GANGWON, Republic of Korea - Gen. Robert "Abe" Abrams, commanding general, U.S. Forces Korea, United Nations Command, and Combined Forces Command awarded select Warriors for their dedication to duty and the safety and well-being of our Korean friends and neighbors during the Gangwon wildfire.
Abrams presented Soldiers with certificates of commendation and commanders coins on behalf of the Republic of Korea Army Joint Chief of Staff Gen. Park, Hanki, who was unable to be present for the ceremony.
"Our ability, your ability to quickly react to a request from the ROK JCS (Joint Chief of Staff), to get aircraft in the air to help put out fires was incredible," said Abrams. "We're able to do that because were focused on readiness."
Although readiness is essential, USFK personnel also have a responsibility as members of the Alliance to lend support to the Korean people when requested or necessary.
"Our small contribution (to the wildfire) reaffirms the message that we are not just here as part of the warfighting alliance," he explained. "We are truly one team and we are committed to the defense of the Republic of Korea and taking care of its people. All of you should take immense pride in the support we provided to the firefight."
Soldiers with 2-2 Assault Helicopter Battalion and 3-2 General Support Aviation Battalion, 2nd Combat Aviation Brigade, 2nd Infantry Division/ROK-U.S. Combined Division, mobilized to support efforts to contain and extinguish wildfires in Gangwon province, northeast of Seoul, April 5-6.
"It's important we use our training and resources to partner with our allies when real-world issues like this arise," said Col. Chad G. Carroll, Cleburne, Texas native, U.S. Forces Korea public affairs director, in a recent press release. "Being able work side by side with our partners demonstrates the iron-clad alliance between the ROK and the U.S."

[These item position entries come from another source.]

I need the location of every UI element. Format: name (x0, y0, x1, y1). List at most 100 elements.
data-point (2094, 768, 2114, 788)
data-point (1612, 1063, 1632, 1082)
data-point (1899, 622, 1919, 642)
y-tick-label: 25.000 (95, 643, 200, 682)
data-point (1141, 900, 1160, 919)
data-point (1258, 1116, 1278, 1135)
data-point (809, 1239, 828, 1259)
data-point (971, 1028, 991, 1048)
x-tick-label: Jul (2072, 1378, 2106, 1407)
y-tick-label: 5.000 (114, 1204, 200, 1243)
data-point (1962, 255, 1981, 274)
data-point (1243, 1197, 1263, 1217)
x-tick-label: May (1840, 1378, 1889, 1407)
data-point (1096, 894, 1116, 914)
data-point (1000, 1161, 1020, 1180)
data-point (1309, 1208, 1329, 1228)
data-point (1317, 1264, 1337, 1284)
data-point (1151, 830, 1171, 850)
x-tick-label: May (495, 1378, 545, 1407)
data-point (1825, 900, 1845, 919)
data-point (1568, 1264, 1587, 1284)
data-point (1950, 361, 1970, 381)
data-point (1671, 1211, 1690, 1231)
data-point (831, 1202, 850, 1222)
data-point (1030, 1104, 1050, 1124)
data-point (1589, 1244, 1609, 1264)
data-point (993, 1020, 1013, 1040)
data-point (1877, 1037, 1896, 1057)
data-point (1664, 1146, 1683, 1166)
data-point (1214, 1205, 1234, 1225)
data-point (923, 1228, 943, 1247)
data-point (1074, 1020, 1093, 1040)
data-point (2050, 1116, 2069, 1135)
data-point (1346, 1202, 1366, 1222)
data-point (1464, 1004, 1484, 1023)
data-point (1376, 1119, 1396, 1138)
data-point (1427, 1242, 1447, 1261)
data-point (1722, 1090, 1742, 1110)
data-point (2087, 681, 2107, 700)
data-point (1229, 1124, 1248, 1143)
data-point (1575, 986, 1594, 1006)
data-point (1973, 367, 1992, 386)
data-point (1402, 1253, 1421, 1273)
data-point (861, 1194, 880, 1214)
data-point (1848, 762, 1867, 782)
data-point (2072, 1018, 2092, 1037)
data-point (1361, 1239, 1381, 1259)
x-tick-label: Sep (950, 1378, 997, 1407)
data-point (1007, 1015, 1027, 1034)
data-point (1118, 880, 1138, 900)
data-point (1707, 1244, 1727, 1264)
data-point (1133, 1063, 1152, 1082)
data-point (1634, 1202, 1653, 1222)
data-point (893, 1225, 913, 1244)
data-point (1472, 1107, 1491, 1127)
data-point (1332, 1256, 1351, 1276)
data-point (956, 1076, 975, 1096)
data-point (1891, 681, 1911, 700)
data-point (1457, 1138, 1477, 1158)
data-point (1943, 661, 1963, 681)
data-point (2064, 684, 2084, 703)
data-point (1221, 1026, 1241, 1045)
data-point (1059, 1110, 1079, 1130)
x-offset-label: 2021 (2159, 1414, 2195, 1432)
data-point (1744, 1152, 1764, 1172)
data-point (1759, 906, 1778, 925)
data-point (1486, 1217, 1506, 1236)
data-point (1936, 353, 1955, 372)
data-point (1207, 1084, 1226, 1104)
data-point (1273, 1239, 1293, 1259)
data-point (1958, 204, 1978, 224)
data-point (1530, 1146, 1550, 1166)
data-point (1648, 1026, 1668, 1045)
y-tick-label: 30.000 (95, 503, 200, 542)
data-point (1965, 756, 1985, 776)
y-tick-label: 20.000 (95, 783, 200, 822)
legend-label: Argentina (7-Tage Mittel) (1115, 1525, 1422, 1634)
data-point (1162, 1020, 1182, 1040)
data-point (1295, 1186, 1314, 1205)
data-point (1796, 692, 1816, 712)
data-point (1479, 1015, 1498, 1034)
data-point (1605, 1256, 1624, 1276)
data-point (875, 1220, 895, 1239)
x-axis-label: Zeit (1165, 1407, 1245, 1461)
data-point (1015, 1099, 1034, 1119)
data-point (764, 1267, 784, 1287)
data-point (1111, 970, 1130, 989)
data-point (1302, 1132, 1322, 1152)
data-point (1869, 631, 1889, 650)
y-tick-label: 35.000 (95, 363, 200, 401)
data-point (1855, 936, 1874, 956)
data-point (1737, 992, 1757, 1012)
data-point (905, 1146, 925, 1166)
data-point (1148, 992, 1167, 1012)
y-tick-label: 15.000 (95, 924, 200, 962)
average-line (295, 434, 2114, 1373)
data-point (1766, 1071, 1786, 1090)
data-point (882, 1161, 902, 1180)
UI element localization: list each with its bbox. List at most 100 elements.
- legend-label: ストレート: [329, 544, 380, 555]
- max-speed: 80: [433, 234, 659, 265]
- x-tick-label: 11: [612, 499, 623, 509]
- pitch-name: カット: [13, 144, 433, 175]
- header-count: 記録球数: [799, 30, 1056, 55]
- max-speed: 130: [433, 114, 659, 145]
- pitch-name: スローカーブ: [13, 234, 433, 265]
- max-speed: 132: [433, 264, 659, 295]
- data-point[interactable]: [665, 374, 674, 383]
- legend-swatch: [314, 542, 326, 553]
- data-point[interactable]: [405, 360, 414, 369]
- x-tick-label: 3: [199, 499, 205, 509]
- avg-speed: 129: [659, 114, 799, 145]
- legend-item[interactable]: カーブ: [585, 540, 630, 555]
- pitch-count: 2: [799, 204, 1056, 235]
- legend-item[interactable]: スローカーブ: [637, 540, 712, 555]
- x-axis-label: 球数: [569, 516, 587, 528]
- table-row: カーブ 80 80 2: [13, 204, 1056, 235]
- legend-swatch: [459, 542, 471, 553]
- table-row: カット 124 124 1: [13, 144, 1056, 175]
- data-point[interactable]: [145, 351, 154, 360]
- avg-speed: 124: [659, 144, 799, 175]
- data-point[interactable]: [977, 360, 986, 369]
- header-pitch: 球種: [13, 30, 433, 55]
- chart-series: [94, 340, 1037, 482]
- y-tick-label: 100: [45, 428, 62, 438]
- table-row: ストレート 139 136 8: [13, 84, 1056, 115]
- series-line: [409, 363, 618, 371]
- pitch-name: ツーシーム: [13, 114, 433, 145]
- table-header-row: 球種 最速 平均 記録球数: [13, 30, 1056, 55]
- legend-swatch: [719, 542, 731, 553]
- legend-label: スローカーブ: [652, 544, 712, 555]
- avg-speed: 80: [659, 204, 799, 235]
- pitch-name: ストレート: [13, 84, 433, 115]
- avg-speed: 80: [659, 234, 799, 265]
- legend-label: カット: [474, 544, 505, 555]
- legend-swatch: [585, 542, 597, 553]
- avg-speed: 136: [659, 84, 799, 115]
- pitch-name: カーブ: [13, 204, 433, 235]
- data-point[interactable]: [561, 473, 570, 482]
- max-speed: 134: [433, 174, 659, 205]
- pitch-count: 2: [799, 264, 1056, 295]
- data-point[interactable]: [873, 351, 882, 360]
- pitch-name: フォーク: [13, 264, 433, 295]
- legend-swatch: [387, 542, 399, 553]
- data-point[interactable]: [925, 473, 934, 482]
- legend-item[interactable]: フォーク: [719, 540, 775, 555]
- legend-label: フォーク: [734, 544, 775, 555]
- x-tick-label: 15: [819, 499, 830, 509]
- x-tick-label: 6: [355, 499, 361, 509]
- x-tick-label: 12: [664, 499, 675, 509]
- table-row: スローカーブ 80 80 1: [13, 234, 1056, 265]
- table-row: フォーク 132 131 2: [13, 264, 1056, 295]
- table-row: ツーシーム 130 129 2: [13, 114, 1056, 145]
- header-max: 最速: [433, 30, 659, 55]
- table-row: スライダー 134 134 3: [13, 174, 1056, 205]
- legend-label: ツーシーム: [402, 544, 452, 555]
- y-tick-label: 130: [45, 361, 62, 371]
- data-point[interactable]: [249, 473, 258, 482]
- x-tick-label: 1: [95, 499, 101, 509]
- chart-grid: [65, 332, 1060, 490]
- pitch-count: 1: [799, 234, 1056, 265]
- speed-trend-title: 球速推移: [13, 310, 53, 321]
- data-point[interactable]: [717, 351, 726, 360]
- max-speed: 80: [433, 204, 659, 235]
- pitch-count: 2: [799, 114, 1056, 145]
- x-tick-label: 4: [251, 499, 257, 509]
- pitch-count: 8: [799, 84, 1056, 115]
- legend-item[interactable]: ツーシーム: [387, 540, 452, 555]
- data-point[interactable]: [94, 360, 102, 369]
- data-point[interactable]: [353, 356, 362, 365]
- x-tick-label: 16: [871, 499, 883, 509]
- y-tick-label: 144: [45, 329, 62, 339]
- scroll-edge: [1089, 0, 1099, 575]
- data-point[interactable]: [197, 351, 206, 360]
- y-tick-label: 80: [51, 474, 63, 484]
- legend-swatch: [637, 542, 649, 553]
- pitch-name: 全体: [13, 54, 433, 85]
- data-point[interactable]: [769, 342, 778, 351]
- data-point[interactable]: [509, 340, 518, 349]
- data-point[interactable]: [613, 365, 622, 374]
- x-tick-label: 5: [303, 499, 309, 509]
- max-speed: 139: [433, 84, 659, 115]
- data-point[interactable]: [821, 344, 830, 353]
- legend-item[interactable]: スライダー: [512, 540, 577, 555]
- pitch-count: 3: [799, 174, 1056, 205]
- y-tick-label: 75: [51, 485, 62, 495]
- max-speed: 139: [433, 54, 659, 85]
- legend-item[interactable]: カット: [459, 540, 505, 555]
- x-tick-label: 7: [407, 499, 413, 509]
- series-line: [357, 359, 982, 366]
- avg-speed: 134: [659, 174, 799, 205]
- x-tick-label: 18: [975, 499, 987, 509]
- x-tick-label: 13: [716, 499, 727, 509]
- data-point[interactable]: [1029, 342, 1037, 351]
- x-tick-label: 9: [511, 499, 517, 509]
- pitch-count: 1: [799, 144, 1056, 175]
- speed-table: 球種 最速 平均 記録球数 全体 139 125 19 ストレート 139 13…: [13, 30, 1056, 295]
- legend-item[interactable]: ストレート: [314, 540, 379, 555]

The aviation brigade sent four helicopters and 21 Soldiers to partner with the Republic of Korea Army III Corps Command.
Chief Warrant Officer 2 Johnta Daniels, Jacksonville, Florida native, UH-60 Blackhawk helicopter pilot, 2-2 AHB and his crew were the first to jump into action.
"We were on our final day of training at Rodriguez Live Fire Complex when we were notified of the mission," said Daniels. "We operate with Koreans on a regular basis. It has always been training, which prepared us for real-world missions like this."
Aircraft crews used Bambi buckets to collect water from a nearby river to douse the blaze.
"It was a joint effort between our ROKA counterparts and ourselves (U.S. Army), safely coordinating a constant flow of water with minimum delays," said Daniels. "Once we established a pattern, we saw results."
First-term Soldier, Pfc. Nicholas Day, Houston, Texas native, UH-60 Blackhawk helicopter maintainer, 2-2 AHB, assisted as a crew chief, securing systems on the aircraft.
"I see the importance of the training we do," said Day. "People's homes and lives were being destroyed, so it was crucial that we do our jobs and do them well because of what was at stake."
"Nearly 4,200 people were evacuated and one person died, authorities said, while 35 were injured," according to Channel News Asia.
ROKA III Corps Commander Lt. Gen. Kim, Seung-gyum, recognized a familiar face while acknowledging the helicopter crews.
"I remember you," referring to Capt. Julia McKusick, Colleyville, Texas native, Company A commander, 2-2 AHB, and her assistance with a crash-landing last year.
Kim shared words of encouragement to all those involved in efforts to extinguish the blaze.
"You are the heart of the ROK-U.S. Alliance," said Kim. "Thank you all for your help and showing how strong we can be when we come together."